Why do we use the activations we use, and how do they relate to the cost functions they tend to co-appear with? In this post we provide a conceptual introduction.

You’re building a Keras model. If you haven’t been doing deep learning for so long, getting the output activations and cost function right might involve some memorization (or lookup). You might be trying to recall the general guidelines like so:

*So with my cats and dogs, I’m doing 2-class classification, so I have to use sigmoid activation in the output layer, right, and then, it’s binary crossentropy for the cost function…* Or: *I’m doing classification on ImageNet, that’s multi-class, so that was softmax for activation, and then, cost should be categorical crossentropy…*

It’s fine to memorize stuff like this, but knowing a bit about the reasons behind often makes things easier. So we ask: Why is it that these output activations and cost functions go together? And, do they always have to?
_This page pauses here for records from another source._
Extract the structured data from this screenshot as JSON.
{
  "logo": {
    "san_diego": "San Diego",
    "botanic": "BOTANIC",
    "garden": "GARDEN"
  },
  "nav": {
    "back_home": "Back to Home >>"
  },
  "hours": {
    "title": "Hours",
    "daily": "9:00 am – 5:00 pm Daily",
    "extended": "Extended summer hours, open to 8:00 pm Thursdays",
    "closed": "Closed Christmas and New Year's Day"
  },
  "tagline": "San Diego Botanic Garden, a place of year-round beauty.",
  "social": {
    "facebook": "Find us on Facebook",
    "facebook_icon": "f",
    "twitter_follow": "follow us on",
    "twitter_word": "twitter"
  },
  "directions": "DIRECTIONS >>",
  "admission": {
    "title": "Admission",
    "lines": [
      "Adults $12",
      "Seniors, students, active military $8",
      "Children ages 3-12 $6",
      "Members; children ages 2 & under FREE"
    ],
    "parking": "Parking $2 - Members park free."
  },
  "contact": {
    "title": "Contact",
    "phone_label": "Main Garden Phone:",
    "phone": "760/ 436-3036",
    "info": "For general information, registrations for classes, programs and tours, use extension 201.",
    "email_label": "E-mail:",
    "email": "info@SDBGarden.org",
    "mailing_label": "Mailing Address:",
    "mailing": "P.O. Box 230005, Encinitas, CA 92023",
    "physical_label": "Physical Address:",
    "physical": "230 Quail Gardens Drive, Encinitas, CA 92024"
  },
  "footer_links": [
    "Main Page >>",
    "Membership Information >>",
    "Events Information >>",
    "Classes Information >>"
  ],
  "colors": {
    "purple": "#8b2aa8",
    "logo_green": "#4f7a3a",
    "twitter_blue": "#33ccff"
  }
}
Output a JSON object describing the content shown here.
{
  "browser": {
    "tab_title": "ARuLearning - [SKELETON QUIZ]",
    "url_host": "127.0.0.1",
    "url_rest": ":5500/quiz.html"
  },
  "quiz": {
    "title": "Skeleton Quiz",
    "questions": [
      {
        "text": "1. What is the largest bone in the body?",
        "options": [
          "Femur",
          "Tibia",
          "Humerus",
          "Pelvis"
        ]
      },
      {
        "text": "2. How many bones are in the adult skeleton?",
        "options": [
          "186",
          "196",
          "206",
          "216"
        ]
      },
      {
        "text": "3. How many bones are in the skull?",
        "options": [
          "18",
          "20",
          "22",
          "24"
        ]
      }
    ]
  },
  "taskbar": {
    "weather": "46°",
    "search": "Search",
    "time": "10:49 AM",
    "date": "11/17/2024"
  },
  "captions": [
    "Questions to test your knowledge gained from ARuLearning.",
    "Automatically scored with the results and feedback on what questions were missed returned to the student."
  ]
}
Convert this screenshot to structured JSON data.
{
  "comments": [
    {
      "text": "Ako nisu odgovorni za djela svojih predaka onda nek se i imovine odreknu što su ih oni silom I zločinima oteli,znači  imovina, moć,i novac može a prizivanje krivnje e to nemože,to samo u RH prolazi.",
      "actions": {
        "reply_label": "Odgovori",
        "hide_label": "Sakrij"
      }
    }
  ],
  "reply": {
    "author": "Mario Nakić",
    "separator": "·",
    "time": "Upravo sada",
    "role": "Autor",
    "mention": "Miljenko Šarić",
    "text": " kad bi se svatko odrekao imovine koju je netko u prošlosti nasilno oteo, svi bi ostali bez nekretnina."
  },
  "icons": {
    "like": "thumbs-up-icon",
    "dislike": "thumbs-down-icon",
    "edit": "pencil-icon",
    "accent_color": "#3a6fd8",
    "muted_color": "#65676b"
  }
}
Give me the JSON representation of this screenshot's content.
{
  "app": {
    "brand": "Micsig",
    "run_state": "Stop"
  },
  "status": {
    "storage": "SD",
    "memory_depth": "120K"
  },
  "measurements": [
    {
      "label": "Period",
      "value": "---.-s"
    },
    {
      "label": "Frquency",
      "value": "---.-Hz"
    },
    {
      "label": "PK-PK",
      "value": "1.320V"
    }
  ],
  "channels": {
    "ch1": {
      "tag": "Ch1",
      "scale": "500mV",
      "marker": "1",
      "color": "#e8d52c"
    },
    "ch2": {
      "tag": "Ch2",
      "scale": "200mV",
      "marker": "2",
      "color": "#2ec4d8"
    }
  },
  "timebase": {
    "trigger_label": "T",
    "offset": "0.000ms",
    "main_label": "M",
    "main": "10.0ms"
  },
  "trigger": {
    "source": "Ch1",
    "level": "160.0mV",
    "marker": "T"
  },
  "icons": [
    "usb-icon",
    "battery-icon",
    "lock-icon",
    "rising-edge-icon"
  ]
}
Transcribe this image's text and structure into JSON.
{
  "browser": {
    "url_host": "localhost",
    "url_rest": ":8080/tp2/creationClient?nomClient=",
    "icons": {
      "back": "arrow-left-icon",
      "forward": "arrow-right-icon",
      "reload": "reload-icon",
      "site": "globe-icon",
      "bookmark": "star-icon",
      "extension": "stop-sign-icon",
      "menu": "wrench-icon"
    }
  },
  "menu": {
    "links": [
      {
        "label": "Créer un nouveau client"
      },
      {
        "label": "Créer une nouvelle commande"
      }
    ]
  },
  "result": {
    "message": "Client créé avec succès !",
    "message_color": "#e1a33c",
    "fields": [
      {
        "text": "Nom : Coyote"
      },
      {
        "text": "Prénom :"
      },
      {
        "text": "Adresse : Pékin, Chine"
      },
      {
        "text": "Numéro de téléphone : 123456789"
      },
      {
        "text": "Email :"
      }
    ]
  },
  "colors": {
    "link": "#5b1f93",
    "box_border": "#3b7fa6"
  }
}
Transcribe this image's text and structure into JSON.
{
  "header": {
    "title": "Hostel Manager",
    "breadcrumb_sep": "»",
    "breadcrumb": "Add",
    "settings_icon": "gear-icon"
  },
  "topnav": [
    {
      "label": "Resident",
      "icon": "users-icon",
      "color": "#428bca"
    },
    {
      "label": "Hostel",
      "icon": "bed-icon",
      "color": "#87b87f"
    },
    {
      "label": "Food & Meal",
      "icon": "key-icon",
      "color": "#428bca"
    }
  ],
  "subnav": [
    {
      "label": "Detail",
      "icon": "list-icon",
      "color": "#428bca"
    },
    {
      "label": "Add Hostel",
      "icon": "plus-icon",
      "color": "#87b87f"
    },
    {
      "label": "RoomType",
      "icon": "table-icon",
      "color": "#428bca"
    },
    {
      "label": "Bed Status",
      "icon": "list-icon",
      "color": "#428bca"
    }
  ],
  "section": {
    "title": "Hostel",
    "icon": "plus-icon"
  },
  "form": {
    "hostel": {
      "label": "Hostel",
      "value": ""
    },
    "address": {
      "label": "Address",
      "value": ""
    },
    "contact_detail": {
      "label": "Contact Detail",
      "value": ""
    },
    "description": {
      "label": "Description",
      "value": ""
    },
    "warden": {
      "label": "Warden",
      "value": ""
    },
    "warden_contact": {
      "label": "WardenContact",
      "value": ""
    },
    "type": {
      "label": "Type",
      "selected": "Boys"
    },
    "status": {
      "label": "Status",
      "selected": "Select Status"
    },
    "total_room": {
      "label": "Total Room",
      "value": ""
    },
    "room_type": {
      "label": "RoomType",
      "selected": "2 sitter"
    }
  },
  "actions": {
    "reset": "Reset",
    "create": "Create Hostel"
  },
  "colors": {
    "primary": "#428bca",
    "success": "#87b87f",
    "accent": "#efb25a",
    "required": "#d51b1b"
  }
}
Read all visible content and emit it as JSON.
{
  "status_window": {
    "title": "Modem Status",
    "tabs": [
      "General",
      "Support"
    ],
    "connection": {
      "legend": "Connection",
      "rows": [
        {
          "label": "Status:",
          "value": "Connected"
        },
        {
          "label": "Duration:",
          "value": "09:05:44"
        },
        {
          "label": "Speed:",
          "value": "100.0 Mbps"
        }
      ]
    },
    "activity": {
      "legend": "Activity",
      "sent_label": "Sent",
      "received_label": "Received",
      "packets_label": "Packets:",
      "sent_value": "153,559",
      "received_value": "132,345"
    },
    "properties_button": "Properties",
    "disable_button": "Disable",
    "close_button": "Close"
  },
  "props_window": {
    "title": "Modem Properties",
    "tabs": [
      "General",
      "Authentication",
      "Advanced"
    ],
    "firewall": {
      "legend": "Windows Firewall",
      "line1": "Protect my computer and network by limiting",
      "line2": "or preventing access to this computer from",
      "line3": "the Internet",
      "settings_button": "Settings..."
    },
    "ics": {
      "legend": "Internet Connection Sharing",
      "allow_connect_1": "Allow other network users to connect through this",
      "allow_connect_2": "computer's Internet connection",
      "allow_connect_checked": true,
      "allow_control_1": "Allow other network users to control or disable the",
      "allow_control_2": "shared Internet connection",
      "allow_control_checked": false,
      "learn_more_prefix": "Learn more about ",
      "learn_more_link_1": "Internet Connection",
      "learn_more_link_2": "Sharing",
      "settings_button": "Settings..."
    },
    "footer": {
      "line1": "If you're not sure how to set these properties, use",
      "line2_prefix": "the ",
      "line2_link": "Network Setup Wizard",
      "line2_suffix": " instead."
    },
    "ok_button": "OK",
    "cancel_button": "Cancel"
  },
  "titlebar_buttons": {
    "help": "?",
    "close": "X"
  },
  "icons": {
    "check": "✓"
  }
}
Put simply, we choose activations that make the network predict what we want it to predict. The cost function is then determined by the model.

This is because neural networks are normally optimized using *maximum likelihood*, and depending on the distribution we assume for the output units, maximum likelihood yields different optimization objectives. All of these objectives then minimize the cross entropy (pragmatically: mismatch) between the true distribution and the predicted distribution.

Let’s start with the simplest, the linear case.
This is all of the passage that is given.